5. More serious Pre-Show Promotions: Traditional Pre-show mailers and invitations may get ignored. Try using a special after show hours invite, a solicitation for a private product screening, an invitation to a meal. Make your promotions as personal and as targeted as you can. When a Trade Show attendee gets off the plane, they have the same problem we all have, they are faced with an uncertain schedule and a series of random meetings. In many cases this is inefficient and not time effective. Help them help you be trying to block out the times you want with events targeted to them.
6. Social Media: Social media, that is LinkedIn, and to a lesser degree Facebook, Twitter, and Google Plus can help put events and ideas in their smart phones and in their heads. If they are looking for the next thing, and you just twittered them to come and joint you at the booth – they just might do it. Announce the times and location of the next product demo, the paper or presentation being given, the people at the booth, and the products. This is not a substitute for a great booth display or a meeting, but it eases the way.
7. What works and what does not? Trade show attendees moving through the isles are looking at the booths from the isle and may walk past if you done give them a good reason to approach.
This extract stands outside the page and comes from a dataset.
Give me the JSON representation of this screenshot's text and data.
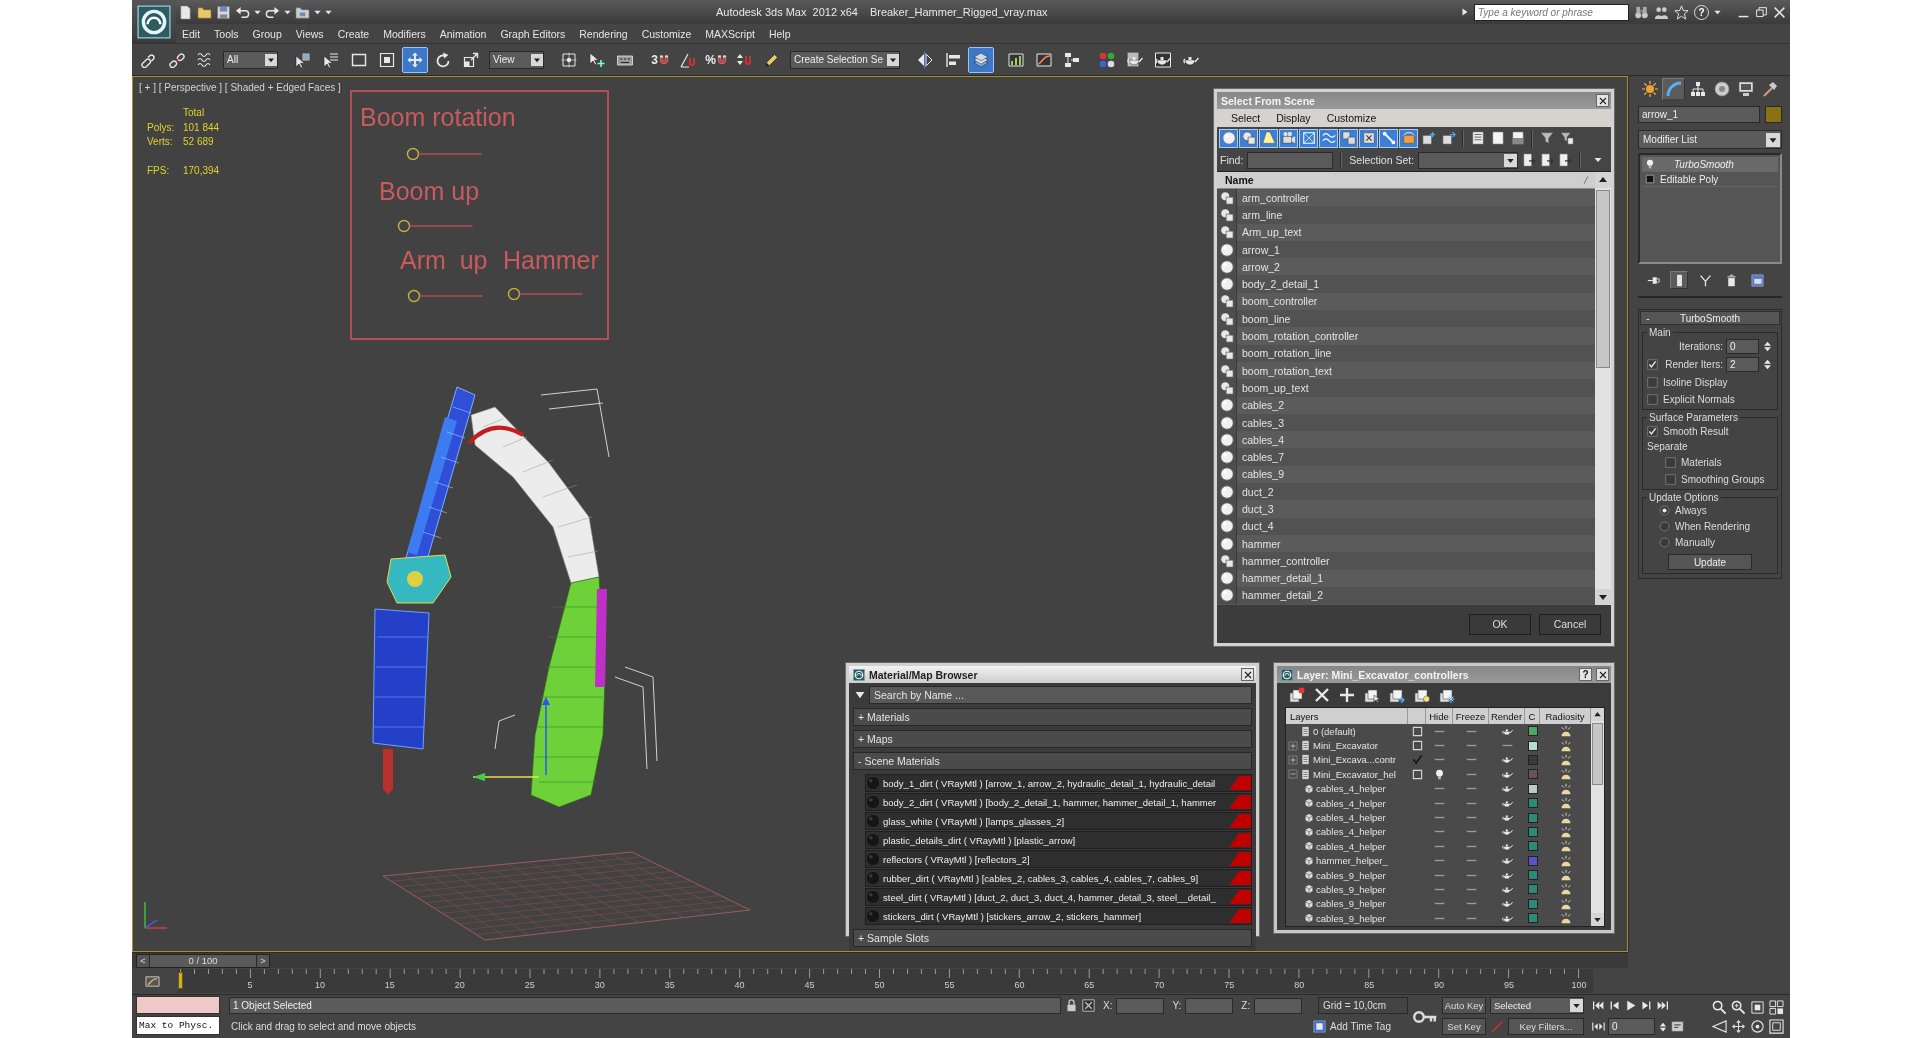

Make sure your most interesting products are displayed on the perimeter – focused into these isle ways, and not positioned inside. If you are fortunate enough to have a product that moves (like a machine) make sure it is in motion, making noise and open to the viewer.
8. Customize your displays to the market. There are always main themes or messages line you company logo and the tag line. In addition there are products, services and messages for each region or niche market. Put the customized messages on the perimeter where they can be seen. The goal is not to inform, but to cause a question, to create an engagement, to get the prospect to come. Be provocative.
9. Exhibits are larger, but weigh less: 10 years ago, having a semi truck arrive with the booth was the norm. Today the transport of a heavy booth is not necessary. With the use of light weight structures, cloth and frames, it is possible to carry small booths as baggage and ship the larger ones via UPS. Take advantage of the newer Trade Show Booths: The look better, they are more flexible, and save on shipping, install time and tear down time.
10. Qualify Leads on site: Your sales force is probably smaller and more overworked than it was 5 or 6 years ago. Write down the type of conversation had at the trade show and rate the leads during the conversation with the attendee. Suggest having your regional sales person contact them after the show. This will help in getting that contact and bridging the post show gap. Also, the first to call often is the one that ultimately gets the order. Follow-up quickly!
11. Use Technology: Technology has changed the lead gathering methods radically, but often it narrows the ability to add additional information. Keep a paper lead sheet and run the electronic lead as well. Use the paper for drawings or comments the lead retrieval system can not handle. If you are using an I-Pad, photograph the notes and email them with the lead – from the show to the sales person. There is no longer a reason to wait for the end of the show.
If you are feeling that Trade Shows are obsolete – take a look at your supporting materials and tools. Have you adapted to the latest technology? Are you using the best techniques? Your competitors probably are and that gives them the edge. You need to compete with modern techniques if you want to achieve a reasonable ROI.